From the beautiful Victoria Falls in Zambia to the amazing wildebeest migrations in Tanzania, Africa remains a sight to behold. The gigantic mangrove roots sticking out from the light brown beach sand, coconut trees hanging low from the heavy, juicy coconuts they supply, and palm trees hovering their dark green leaves over the turquoise ocean waters. In addition to these intriguing facts, Africa, motherland to the big five, draws numerous amounts of tourists to these countries.

Lisa-Quinn Ndegwa
Revoking the stereotypes about the motherland, these images provide a glimpse of what Africa entails with different sites to see as Africa upholds its beauty. Wildlife, sandy beaches, and the beautiful smiles of its people exist, but do not make their way to the general media. Instead, the world views it as a continent devoid of human touch, with minimum chances of ever departing from the isolation.
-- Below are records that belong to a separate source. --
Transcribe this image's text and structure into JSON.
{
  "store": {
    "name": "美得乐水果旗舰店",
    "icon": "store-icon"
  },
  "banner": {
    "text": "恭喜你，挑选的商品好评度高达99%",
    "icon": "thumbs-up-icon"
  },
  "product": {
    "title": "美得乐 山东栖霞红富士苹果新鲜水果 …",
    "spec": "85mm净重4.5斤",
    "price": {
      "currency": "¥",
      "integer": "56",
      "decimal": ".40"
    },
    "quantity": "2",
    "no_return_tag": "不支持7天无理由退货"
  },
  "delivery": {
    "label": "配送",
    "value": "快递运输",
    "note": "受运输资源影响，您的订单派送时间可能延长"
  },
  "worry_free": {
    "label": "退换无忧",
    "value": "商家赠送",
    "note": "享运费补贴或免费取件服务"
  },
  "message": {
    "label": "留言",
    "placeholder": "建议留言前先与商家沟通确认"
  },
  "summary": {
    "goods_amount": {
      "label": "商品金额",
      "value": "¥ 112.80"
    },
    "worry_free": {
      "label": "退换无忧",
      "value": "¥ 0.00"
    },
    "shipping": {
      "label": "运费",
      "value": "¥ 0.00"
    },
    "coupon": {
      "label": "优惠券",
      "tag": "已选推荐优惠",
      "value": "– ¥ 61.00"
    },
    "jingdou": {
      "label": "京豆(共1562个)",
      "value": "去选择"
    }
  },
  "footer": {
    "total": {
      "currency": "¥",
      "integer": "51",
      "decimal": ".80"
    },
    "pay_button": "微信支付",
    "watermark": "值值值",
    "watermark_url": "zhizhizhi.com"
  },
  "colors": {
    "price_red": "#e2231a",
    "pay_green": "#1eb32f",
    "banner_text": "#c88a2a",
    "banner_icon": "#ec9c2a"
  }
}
This alluring land brought forth some of the most influential people today: Nelson Mandela, who fought tooth and nail to end apartheid in his country earning him the first black president seat in South Africa; Kofi Annan, former United Nations secretary and Ghanaian diplomat who won the Nobel Peace Prize in 2001;and Lupita Nyong’o, a world-renowned actress who recently won an Oscar due to her undeniable talent in 12 Years a Slave. In the environmental protectionist sector Wangari Maathai, a fierce Kenyan warrior known for her utmost environmental care holds her Nobel Peace prize in 2004.

Africa also engenders plenty of competitive athletes who compete in different Olympic races bringing back gold, silver and bronze medals to their home countries. From the likes of Victor Wanyama, a Kenyan who plays at the Tottenham Hotspur (a professional football team in London) as a midfielder, to Caster Semenya, an amazing South African Olympic gold medalist middle distance runner, Africans continue to prosper on foreign grounds.
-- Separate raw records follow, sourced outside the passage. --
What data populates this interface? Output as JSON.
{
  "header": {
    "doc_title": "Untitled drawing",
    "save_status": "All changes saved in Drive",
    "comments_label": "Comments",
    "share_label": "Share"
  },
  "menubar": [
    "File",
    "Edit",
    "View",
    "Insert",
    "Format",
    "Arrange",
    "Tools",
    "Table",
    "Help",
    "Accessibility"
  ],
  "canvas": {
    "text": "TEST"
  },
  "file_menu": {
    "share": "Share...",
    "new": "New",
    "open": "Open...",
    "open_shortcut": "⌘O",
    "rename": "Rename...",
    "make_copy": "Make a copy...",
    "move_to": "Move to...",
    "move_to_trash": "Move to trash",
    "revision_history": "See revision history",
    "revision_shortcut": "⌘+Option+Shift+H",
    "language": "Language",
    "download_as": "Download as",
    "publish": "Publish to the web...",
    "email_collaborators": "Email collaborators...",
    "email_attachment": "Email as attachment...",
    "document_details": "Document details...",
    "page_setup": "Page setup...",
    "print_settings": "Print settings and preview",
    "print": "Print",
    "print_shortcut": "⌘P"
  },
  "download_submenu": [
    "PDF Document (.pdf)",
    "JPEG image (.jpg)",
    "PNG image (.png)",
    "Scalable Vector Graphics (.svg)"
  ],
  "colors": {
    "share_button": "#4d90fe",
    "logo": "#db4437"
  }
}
In addition, Africa’s culture seems to match up to the rest of humanity with its music and dressing being embraced by all. Sauti Sol, a Kenyan, all-boy band dominating Africa, caught the rest of the world by surprise with their great and distinct talent in music by being nominated and winning different awards. Similarly, afrobeat artists like Davido’s songs have crossed the ocean and been accepted worldwide.

As the media depicts a land devoid of civilization with no signs of breaking loose from its chains– stereotypes and ignorance blur Americans’ sight of a beautiful Africa.
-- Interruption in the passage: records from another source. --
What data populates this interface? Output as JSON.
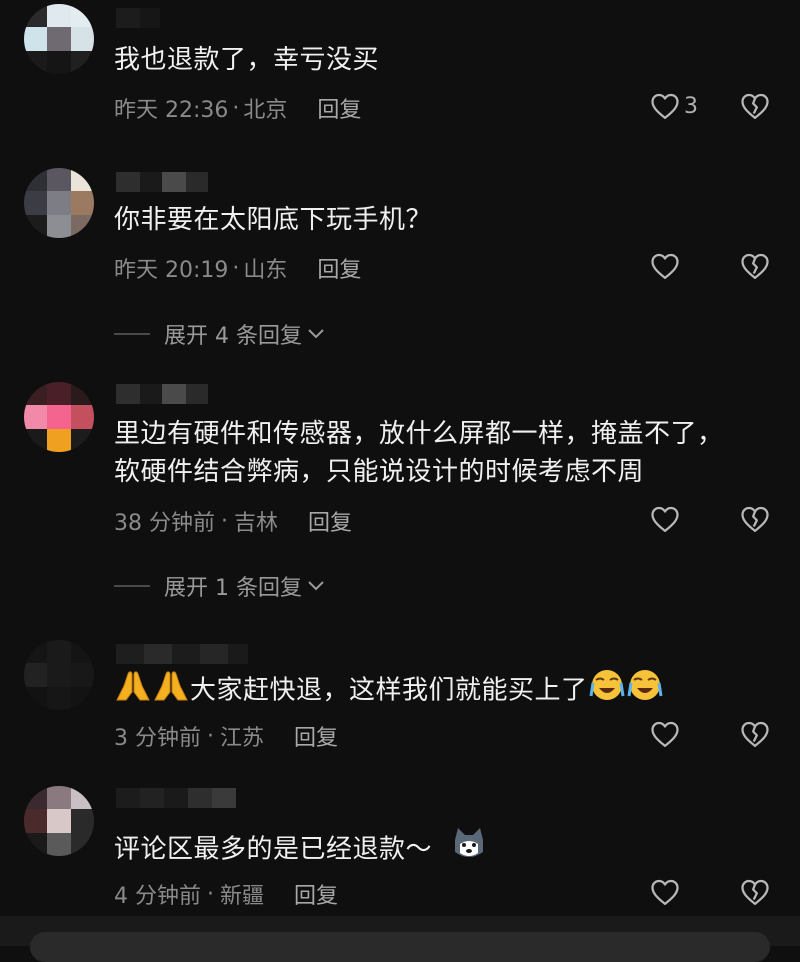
{
  "comments": [
    {
      "text": "我也退款了，幸亏没买",
      "time": "昨天 22:36",
      "location": "北京",
      "reply": "回复",
      "likes": "3"
    },
    {
      "text": "你非要在太阳底下玩手机？",
      "time": "昨天 20:19",
      "location": "山东",
      "reply": "回复",
      "likes": "",
      "expand": "展开 4 条回复"
    },
    {
      "text_line1": "里边有硬件和传感器，放什么屏都一样，掩盖不了，",
      "text_line2": "软硬件结合弊病，只能说设计的时候考虑不周",
      "time": "38 分钟前",
      "location": "吉林",
      "reply": "回复",
      "likes": "",
      "expand": "展开 1 条回复"
    },
    {
      "text": "大家赶快退，这样我们就能买上了",
      "time": "3 分钟前",
      "location": "江苏",
      "reply": "回复",
      "likes": ""
    },
    {
      "text": "评论区最多的是已经退款～",
      "time": "4 分钟前",
      "location": "新疆",
      "reply": "回复",
      "likes": ""
    }
  ],
  "separator": "·",
  "icons": {
    "like": "heart-outline-icon",
    "dislike": "broken-heart-icon",
    "expand": "chevron-down-icon",
    "emoji_pray": "folded-hands-emoji",
    "emoji_cry": "loudly-crying-face-emoji",
    "emoji_dog": "husky-emoji"
  },
  "colors": {
    "background": "#0f0f0f",
    "text": "#f0f0f0",
    "meta": "#8a8a8a"
  }
}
Women work tooth and nail to single-handedly raise their children. But the media will only show lactating mothers lying nearly lifeless with their malnourished children. Countries continue to develop through the years with better education systems and better job opportunities, hence a growing economy with reconstructed roads and growing infrastructure.

Portraying the diversity among peoples of the African continent, and representing far less than the more than fifty-five countries, these optimistic faces of Africa hold top position when it comes to diversity due to the different cultures and ethnic backgrounds. This adds on to the beauty of the motherland and more often than not, increases the tourist numbers by huge percentages. However, the signs the ladies are holding up include some of the many misconceptions the world has about Africa. Despite all the beauty that speaks for itself, the world overrides it and manages to diminish the land.

Education engenders enlightenment and different perspectives about Africa. In a recent poll conducted via an informal Instagram with the question, ‘What is the first thing that comes in mind when someone says, Africa?’ Fifty people responded with heartwarming answers. They talked about different countries, cultures, and food.

“Whenever someone mentions Africa around me, I think of the different countries, cultures and beautiful people. My people,” senior Zion Fitch said.

Africa, homeland to diverse, indigenous peoples, continues to rise above their circumstances on their road to greatness.

“The first step towards success is taken when you refuse to be a captive of the environment in which you first find yourself,” analyst, strategist, and communicator operating at the intersection of technology, policy, markets, and society Mark Caine said. We should use this as a wakeup call and work on eliminating these vivid misconceptions on a beautiful continent such as Africa.